Hurricane Nicole has passed without major damage, it seems. We can be thankful for that mercy – particularly given all that Grand Bahama and Abaco went through with Hurricane Dorian.

But we should also give credit where it is due.

In this column ahead of the storm, we urged people to take the storm seriously – and people did.

Whether it was a matter of remembering all that had gone before with Hurricane Dorian, or simply being prepared, people stocked up on supplies, put up their shutters, prepared sandbags and more as the storm drew near.

NEMA did its job, issuing warnings to advise people of the coming storm, and people responded to those alerts, with many moving out to shelters as the storm arrived.

Not all evacuated, with the administrator of West End, Grand Bahama, pointing out many did not heed the call. Ricardo Ferguson said: “I am happy that the population of West End also fared well, despite not heeding the evacuation call.”
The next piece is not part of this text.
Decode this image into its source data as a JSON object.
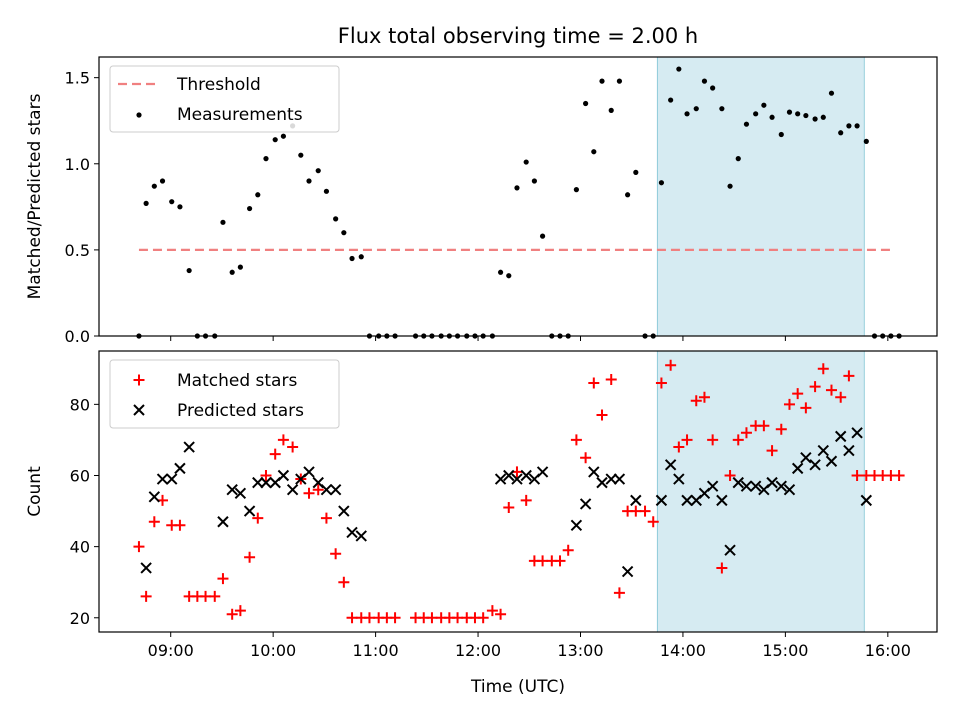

There is plenty of flooding in places, and an issue with a lack of drainage in some locations that could mean it will be a while before flood water brought by the storm surge or the pouring rain will ebb away.

Residents in Grand Bahama talked of water coming over the sea wall and coming to their doors but not much getting inside.

Still there were areas where perhaps some more preparation could have been done.

Over in Green Turtle Cay, the general manager of the Bluff House Beach Resort and Marina, talked of how the storm felt stronger than expected. Molly McIntosh said: “Nicole was stronger, certainly than I thought it was going to be, it had much more of an impact than I thought it would and I think most of the people on Green Turtle Cay kind of felt the same way, that we just weren’t quite prepared. We had a little shock there, because it was stronger and longer than we thought.

“We had several trees come down, we had a little bit of roof damage. We have metal roofs and some of them flipped back and we have to get that repaired. Water came up over the docks.”

All told, though, The Bahamas appears to have fared well in the storm – and we should not just accept that fact, but celebrate it.

Because there is bad news too. Prime Minister Philip “Brave” Davis sounded the alarm this week that climate issues are only going to get worse – and in today’s Tribune, a meteorologist warns that with ocean waters warming up, the chances of seeing more storms like Nicole, a hurricane late in the season, are higher than previously.

Wade Szilagyi said: “November is at the tail end of the hurricane season and it is unusual to get a hurricane and so this was an unusual event with Hurricane Nicole. But because the waters, the ocean waters, have been above average for this time of the year, the chances of seeing something this late in the season or even another hurricane are higher than the average.

“So you know the question does arise: does climate change have something to do with more hurricanes or anything like that. The jury’s still out, we don’t know but one thing is for certain with increasing sea surface temperatures for sure, hurricanes will tend to be stronger in the future, as well as extend later in the season and we’re already starting to see that.”

So well done to all for playing their part in being ready for the storm. But know we’ll likely have to do so again. And again.

We have learned some of our lessons from storms such as Dorian. We have shown some of those lessons in preparing for Nicole. We will just have to keep learning, and when we need to do so – be ready.